You are not wrong about the comparative "worse". But going around flashing people for your gratification is deviant behavior. Flashing over-18 women is wrong. Flashing underaged young women is even more wrong. This is exactly what I mean about "hinky". Your tone is defensive even as you are entirely correct.

I have a challenge for you. Take that entire blog post, rewriting and summarize it in 100 words or less. Then spend the rest of the blog post on what you can actually do for an employer and why your past won't affect a future employer. Sell yourself. The blog post as is crap if the intent is to sell yourself.
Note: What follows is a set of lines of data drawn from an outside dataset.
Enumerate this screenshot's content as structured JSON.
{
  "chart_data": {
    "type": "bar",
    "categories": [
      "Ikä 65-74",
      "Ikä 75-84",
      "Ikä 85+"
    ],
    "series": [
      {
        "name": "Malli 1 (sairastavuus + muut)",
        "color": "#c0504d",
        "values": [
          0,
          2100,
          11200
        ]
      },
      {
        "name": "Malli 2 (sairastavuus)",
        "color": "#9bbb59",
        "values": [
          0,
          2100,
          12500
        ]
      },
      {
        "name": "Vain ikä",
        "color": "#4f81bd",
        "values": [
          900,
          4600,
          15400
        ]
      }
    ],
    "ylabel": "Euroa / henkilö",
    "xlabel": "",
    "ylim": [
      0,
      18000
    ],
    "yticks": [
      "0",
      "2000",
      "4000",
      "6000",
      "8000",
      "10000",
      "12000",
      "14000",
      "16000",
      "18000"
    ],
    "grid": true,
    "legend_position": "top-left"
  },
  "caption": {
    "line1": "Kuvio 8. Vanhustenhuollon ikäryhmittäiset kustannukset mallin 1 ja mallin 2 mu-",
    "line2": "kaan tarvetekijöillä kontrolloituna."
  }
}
He already said he is a criminal, that he knows those criminal acts are 'bad things', and that he will not do them again, and has help to ensure he won't do them again.

I don't know what more you want. He's already prostrated himself as much as we can require.

Disclaimer:

I would not hire him either. Unfortunately, sexual crimes are the sort that incline you to also other lesser pursuits like sexual harassment, and I can't bring that into my workplace. Additionally, no one in society would ever forgive me for hiring him if he does reoffend.

2012 was only 6 years ago. If it was 15 years ago, it would be a different story.

I took it down because I just applied for another job, probably the last one I'll try. And I linked to my portfolio/blog site, but didn't want that to be the way they found out. Either way, I realize it's probably better for me to either remove this HN post, or to put the blog post back up, to avoid having discussion with too little context. So I pushed it and it should be back up now.